Éléments couverts par le secret médical

  • Désormais, l'audiogramme mentionné au tableau n° 42 des maladies professionnelles constitue un élément du diagnostic couvert par le secret médical, de sorte qu'il n'a pas à figurer dans les pièces du dossier constitué par les services administratifs de la caisse en application de l'article R. 441-13 du code de la sécurité sociale. En conséquence, celui-ci n'a pas à être communiqué à l'employeur. Et ainsi, son absence au dossier n'emporte pas pour l'employeur la possibilité de demander l'inopposabilité de la décision de prise en charge de l'accident ou la maladie au titre de la législation professionnelle.

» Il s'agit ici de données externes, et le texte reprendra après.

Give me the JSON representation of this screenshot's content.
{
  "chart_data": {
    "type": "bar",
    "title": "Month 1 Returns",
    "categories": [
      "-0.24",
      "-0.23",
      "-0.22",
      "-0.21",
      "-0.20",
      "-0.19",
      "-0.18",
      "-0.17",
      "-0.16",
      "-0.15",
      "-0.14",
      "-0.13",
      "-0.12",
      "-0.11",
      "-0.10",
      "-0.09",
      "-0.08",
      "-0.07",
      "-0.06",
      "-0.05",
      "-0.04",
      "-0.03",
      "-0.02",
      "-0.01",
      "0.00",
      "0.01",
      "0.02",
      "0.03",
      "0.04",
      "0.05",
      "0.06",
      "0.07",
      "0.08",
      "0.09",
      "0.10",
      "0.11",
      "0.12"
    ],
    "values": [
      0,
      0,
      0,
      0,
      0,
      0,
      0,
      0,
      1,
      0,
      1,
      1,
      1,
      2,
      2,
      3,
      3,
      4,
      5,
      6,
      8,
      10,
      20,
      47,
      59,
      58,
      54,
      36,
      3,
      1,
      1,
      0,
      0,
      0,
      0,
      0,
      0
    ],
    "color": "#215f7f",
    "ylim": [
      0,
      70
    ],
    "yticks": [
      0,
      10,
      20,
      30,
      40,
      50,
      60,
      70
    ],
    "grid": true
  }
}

la cour opère un revirement de jurisprudence en la matière. Jusqu'à présent, elle estimait que le dossier devait contenir ses audiogrammes à peine d'innopposabilité de la décision de prise en charge (Cass. soc.,19 oct. 1995, n° 93-12.329  et Cass. 2e Civ., 11 oct. 2018, n° 17-18.901
L'audiogramme du tableau n°42 rejoint donc la teneur de l'examen tomodensitométrique mentionné au tableau n° 30 B et la teneur de l'IRM mentionné au tableau n° 57 A, pour lesquelles, la Cour avait déjà décidé qu'elles n'avaient pas à figurer dans les pièces du dossier (Cass. 2e Civ., 17 janv. 2008, n° 07-13.356, F-B et Cass. 2e Civ., 29 mai 2019, n° 18-14.811 F-B).